Эндрю, подавивший все мысли о бунте, просто кивает. Он тяжело садится на стул, опускает взгляд на стол.
– Да, отец.
В полной тишине все ждут, когда в обеденном зале наконец стихнут истошные крики Бартоломью о помощи, о пощаде. Какое-то время крики еще долетают, эхом отдаваясь в вестибюле, прежде чем наконец растворяются в послеполуденном свете. Голос мальчика резко обрывается за закрытыми дверьми приюта, словно его отрезали ножом.
6
– Прошу вас, брат Джонсон!
Джонсон несет мальчонку, который, ей-богу, оказался сильнее, чем кажется. Этот малец – настоящая заноза в заднице. Но Джонсон не получает удовольствия от такого рода наказаний, особенно когда дело касается совсем маленьких. Тем не менее, если не соблюдать порядок, все здесь развалилось бы много лет назад, и Джонсон остался бы без своего благодетеля и гнил бы в сырой, кишащей крысами тюремной камере.

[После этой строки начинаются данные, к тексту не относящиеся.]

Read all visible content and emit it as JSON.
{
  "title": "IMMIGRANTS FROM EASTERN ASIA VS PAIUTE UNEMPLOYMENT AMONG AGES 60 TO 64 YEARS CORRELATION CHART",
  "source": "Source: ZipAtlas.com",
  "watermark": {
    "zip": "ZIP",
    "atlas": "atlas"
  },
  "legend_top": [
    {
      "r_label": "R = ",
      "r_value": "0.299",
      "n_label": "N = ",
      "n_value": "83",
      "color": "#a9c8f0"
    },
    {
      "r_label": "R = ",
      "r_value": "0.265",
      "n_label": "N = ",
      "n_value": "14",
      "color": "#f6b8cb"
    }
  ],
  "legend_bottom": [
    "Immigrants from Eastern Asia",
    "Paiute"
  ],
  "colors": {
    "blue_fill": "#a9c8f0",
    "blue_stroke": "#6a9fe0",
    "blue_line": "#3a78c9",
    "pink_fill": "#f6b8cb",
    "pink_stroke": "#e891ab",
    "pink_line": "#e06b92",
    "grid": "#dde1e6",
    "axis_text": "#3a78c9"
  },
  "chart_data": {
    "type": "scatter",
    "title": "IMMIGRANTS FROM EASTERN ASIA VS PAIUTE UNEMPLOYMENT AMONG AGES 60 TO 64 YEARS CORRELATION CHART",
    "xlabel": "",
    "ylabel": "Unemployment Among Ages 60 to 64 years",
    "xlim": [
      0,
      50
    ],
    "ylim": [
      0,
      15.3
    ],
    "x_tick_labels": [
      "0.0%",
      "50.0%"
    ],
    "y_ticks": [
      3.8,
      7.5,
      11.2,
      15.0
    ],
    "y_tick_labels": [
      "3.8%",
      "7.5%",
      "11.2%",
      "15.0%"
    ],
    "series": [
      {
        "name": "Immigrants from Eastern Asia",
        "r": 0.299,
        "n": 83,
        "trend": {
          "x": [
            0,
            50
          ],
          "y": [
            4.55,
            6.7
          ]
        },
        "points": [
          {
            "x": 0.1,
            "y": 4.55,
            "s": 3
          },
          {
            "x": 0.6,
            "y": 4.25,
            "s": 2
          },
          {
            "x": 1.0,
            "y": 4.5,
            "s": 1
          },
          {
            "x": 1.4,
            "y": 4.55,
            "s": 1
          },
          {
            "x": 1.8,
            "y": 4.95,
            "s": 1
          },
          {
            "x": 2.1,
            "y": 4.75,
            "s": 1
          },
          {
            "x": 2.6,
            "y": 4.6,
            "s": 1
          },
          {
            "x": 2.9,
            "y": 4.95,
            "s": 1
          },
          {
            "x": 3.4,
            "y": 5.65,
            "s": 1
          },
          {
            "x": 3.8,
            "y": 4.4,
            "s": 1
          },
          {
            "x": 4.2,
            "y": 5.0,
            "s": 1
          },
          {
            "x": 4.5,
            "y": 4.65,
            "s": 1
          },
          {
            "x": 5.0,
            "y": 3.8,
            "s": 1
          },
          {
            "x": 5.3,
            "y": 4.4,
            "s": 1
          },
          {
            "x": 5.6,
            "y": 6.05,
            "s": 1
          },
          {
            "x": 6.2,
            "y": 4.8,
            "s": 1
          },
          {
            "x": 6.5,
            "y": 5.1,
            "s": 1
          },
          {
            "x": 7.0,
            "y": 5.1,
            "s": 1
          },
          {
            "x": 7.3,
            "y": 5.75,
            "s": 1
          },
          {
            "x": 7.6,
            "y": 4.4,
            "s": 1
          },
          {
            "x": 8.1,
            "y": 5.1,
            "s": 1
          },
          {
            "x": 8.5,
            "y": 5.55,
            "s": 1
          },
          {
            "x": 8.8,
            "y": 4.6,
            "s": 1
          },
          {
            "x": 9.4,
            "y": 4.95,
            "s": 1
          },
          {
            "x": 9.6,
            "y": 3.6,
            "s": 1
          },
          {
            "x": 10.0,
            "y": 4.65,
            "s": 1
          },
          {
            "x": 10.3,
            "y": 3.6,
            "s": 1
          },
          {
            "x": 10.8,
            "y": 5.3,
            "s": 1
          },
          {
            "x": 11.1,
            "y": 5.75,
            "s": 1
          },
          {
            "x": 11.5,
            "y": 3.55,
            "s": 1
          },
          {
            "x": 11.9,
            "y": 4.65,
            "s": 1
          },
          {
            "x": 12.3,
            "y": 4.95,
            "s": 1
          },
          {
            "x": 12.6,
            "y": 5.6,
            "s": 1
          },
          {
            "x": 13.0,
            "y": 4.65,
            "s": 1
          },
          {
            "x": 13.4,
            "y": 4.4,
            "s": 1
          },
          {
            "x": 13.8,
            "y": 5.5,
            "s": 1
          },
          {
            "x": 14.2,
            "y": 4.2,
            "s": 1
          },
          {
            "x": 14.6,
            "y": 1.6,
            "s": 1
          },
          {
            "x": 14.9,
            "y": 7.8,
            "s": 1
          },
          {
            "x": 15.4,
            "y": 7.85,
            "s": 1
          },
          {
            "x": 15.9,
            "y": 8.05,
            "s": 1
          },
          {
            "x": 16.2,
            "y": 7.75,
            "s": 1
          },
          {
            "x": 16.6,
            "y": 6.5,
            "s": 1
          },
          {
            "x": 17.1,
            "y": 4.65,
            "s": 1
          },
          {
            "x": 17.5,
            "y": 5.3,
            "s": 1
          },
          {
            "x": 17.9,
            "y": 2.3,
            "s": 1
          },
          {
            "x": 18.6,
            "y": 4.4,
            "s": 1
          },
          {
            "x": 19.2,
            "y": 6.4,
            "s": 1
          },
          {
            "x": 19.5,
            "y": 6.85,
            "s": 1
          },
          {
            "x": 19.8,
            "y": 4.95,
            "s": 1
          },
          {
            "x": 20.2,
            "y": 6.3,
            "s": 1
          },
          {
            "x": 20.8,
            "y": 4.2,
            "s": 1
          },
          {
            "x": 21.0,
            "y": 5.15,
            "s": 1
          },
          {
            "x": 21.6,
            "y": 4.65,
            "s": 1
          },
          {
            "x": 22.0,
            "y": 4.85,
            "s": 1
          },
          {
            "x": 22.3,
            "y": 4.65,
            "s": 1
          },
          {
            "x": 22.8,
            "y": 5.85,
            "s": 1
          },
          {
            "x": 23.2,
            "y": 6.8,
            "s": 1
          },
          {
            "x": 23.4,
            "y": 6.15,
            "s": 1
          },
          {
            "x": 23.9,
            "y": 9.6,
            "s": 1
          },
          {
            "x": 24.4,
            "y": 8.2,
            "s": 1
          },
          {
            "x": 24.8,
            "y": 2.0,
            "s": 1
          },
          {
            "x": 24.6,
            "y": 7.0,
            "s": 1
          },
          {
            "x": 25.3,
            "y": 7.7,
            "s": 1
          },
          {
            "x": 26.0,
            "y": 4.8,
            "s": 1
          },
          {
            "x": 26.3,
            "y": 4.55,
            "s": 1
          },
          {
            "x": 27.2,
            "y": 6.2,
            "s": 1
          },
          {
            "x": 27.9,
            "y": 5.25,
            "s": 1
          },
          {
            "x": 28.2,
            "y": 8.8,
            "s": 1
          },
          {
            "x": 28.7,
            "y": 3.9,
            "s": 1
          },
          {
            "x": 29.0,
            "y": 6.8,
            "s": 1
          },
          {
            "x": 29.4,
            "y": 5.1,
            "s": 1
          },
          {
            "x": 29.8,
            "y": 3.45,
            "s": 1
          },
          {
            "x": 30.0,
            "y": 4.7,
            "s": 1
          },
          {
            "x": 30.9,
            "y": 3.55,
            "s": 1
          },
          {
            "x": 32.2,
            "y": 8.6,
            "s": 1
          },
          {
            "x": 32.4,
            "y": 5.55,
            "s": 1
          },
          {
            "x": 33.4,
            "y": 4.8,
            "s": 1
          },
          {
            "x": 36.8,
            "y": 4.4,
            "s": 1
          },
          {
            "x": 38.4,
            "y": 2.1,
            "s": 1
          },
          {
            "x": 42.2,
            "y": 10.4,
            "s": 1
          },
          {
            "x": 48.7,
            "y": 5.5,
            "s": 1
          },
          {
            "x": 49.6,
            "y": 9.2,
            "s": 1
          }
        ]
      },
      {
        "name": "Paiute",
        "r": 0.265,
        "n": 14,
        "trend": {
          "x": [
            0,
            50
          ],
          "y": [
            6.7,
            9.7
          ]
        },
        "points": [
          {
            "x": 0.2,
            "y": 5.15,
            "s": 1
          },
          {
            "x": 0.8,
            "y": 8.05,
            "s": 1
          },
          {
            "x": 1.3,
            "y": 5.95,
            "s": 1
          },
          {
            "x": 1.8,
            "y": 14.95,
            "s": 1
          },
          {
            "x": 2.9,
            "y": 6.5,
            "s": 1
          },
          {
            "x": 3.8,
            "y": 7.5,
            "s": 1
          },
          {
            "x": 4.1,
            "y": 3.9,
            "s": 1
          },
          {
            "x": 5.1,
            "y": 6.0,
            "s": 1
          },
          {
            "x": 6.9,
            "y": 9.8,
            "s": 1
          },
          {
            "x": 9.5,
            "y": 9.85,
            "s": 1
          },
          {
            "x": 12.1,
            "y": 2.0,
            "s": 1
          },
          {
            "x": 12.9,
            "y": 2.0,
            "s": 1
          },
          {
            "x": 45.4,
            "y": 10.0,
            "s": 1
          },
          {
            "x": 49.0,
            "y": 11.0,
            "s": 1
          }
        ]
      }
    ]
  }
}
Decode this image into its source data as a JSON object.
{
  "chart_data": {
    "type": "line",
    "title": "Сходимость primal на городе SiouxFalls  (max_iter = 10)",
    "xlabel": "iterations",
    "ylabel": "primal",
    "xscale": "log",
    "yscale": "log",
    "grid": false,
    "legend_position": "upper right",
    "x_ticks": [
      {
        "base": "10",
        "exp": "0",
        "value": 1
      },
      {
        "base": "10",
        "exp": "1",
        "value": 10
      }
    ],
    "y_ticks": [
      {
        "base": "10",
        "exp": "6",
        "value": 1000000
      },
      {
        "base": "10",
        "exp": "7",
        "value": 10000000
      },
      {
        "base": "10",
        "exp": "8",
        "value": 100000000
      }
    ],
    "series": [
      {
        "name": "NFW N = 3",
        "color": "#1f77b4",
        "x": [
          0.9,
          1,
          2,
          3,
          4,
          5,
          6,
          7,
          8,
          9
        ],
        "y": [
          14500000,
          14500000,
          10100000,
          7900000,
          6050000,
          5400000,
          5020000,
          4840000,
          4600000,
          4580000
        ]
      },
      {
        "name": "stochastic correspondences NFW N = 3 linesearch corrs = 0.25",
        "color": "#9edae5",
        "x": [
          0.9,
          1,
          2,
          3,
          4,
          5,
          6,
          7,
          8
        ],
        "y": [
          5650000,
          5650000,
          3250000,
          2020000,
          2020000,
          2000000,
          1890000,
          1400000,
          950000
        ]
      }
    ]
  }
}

Он сделает все, что прикажет Пул. Без вопросов, без жалоб.
На улице холодно, небо синевато-серое. Он идет по твердой неподатливой земле к заросшему сорной травой участку между амбаром и узкой грунтовой дорогой, ведущей на восток. Джонсон прекрасно понимает, что местоположение имеет стратегическое значение – Пул хотел, чтобы яма была хорошо видна из окон общей спальни. Напоминание о том, что произойдет, если нарушить дисциплину.
– Пожалуйста…
Мольбы мальчика действуют ему на нервы. Он поднимает ребенка выше, крепче сжимает худенькое тельце, которое не перестает барахтаться у него в руках.
– Ох…
Не смей плакать, щенок, или узнаешь вкус настоящей боли.
– Брат Джонсон, не делайте этого. Сейчас очень холодно, брат Джонсон. Очень холодно! Я там умру. Пожалуйста. Я умру!
В нескольких футах впереди в землю врыт широкий деревянный настил. В настил встроен подъемный люк, его отверстие достаточно велико для взрослого человека. Рядом с ним в траве лежит веревка, свернувшаяся, как змея. Сам настил сколочен из массивных дубовых досок. К люку приделана ручка из грубого железа.
Именно Джонсон почти десять лет назад подсказал Пулу эту идею, хотя и непреднамеренно. В тюрьме, из которой его вытащили, применяли похожее наказание – в виде одиночного заключения. Только вместо камеры заключенного выводили на улицу.
И хоронили.
Джонсона наказали таким образом только однажды, и одного раза было достаточно. Он лежал в сосновом ящике, закопанный на глубине трех футов, заколоченный гвоздями, и молил о пощаде. Охранники смеялись, забрасывая импровизированный гроб землей. Шутили, что у них плохая память, надеялись, что они «вспомнят, где тебя закопали» и что «воздуха еще хватит до их возвращения».
В гробу Джонсон чувствовал себя хуже некуда. Властная мать вселила в него неистребимый страх замкнутого пространства. Когда крышку гроба заколотили, его охватила жуткая, всепоглощающая паника, испепеляющий ужас разрывал его изнутри, словно лев, вырвавшийся из клетки.